Le Grenier de Clio : Littérature grecque.

Héraclès

Euripide consacra plusieurs tragédie à Héraclès depuis sa tétralogie "les femmes crétoises", "Alcméon à Psophis", "Télèphe", "Alceste" (la seule de la série qui nous soit restée), jusqu'aux Héraclides et surtout à l'Héraclès, appelé également Héraclès furieux.

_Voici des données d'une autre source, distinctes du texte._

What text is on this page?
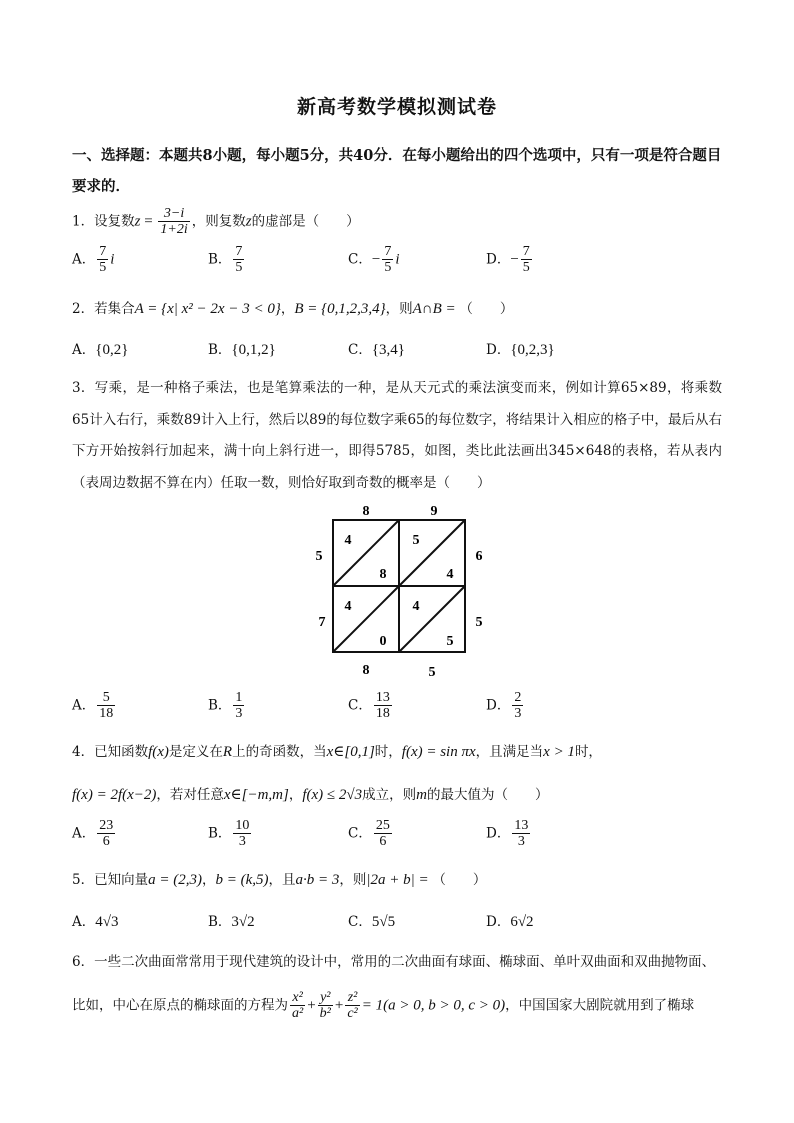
新高考数学模拟测试卷
一、选择题：本题共8小题，每小题5分，共40分．在每小题给出的四个选项中，只有一项是符合题目要求的．
1．设复数$z = \frac{3-i}{1+2i}$ ，则复数z的虚部是（　　）
A． $\frac{7}{5}$ i	B． $\frac{7}{5}$	C．− $\frac{7}{5}$ i	D．− $\frac{7}{5}$
2．若集合A = {x| x² − 2x − 3 < 0}，B = {0,1,2,3,4}，则A∩B = （　　）
A．{0,2}	B．{0,1,2}	C．{3,4}	D．{0,2,3}
3．写乘，是一种格子乘法，也是笔算乘法的一种，是从天元式的乘法演变而来，例如计算65×89，将乘数65计入右行，乘数89计入上行，然后以89的每位数字乘65的每位数字，将结果计入相应的格子中，最后从右下方开始按斜行加起来，满十向上斜行进一，即得5785，如图，类比此法画出345×648的表格，若从表内（表周边数据不算在内）任取一数，则恰好取到奇数的概率是（　　）
8	9
5
7
6
5
8	5
4
8
5
4
4
0
4
5
A． $\frac{5}{18}$	B． $\frac{1}{3}$	C． $\frac{13}{18}$	D． $\frac{2}{3}$
4．已知函数f(x)是定义在R上的奇函数，当x∈[0,1]时，f(x) = sin πx，且满足当x > 1时，
f(x) = 2f(x−2)，若对任意x∈[−m,m]，f(x) ≤ 2√3成立，则m的最大值为（　　）
A． $\frac{23}{6}$	B． $\frac{10}{3}$	C． $\frac{25}{6}$	D． $\frac{13}{3}$
5．已知向量a = (2,3)，b = (k,5)，且a·b = 3，则|2a + b| = （　　）
A．4√3	B．3√2	C．5√5	D．6√2
6．一些二次曲面常常用于现代建筑的设计中，常用的二次曲面有球面、椭球面、单叶双曲面和双曲抛物面、
比如，中心在原点的椭球面的方程为 $\frac{\text{x²}}{\text{a²}} + \frac{\text{y²}}{\text{b²}} + \frac{\text{z²}}{\text{c²}} = 1(a > 0$, b > 0, c > 0)，中国国家大剧院就用到了椭球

On ignore l'année de la représentation de cette dernière les hypothèses les plus probables varient entre les années 421 et 416 av. notre ère. Le drame a pour action principale les malheurs d'Héraclès qui, après avoir accompli ses merveilleux exploits au service d'Eurysthée revient chez lui et, par la volonté d'Héra, devient fou et tue sa femme et ses enfants.

❖ Résumé

Héraclès est parti pour accomplir le dernier de ses exploits : il est descendu à l'Hadès pour en ramener enchaîné le chien Cerbère et il a laissé a Thèbes, on se situe la scène du drame, sa femme Mégara et ses enfants, sous la garde de son père putatif, Amphitryon car il est en réalité fils de Zeus. Pendant son absence. Lycos, un étranger de l'Eubée qui a provoqué une sédition, a tué le roi légitime Créon, père de Mégara, et s'est emparé du pouvoir. Certain de la mort d'Héraclès, il veut maintenant assassiner les enfants, la femme et le père du héros, voyant en eux des vengeurs possibles. Au début de la tragédie, la famille apparaît serrée autour de l'autel de Zeus sauveur. En se mettant sous la garde du dieu, le pauvre vieillard Amphitryon n'a pas eu d'autre dessein que celui de gagner du temps. Il garde encore l'espoir du retour de son fils. Mégara au contraire n'espère plus et, tout en pleurant sur le sort de ses jeunes enfants, en vient à penser qu'il vaudrait mieux abréger l'attente d'une mort certaine en abandonnant la protection de Zeus. Le chœur, composé de vieux Thébains, déplore le malheur de la famille.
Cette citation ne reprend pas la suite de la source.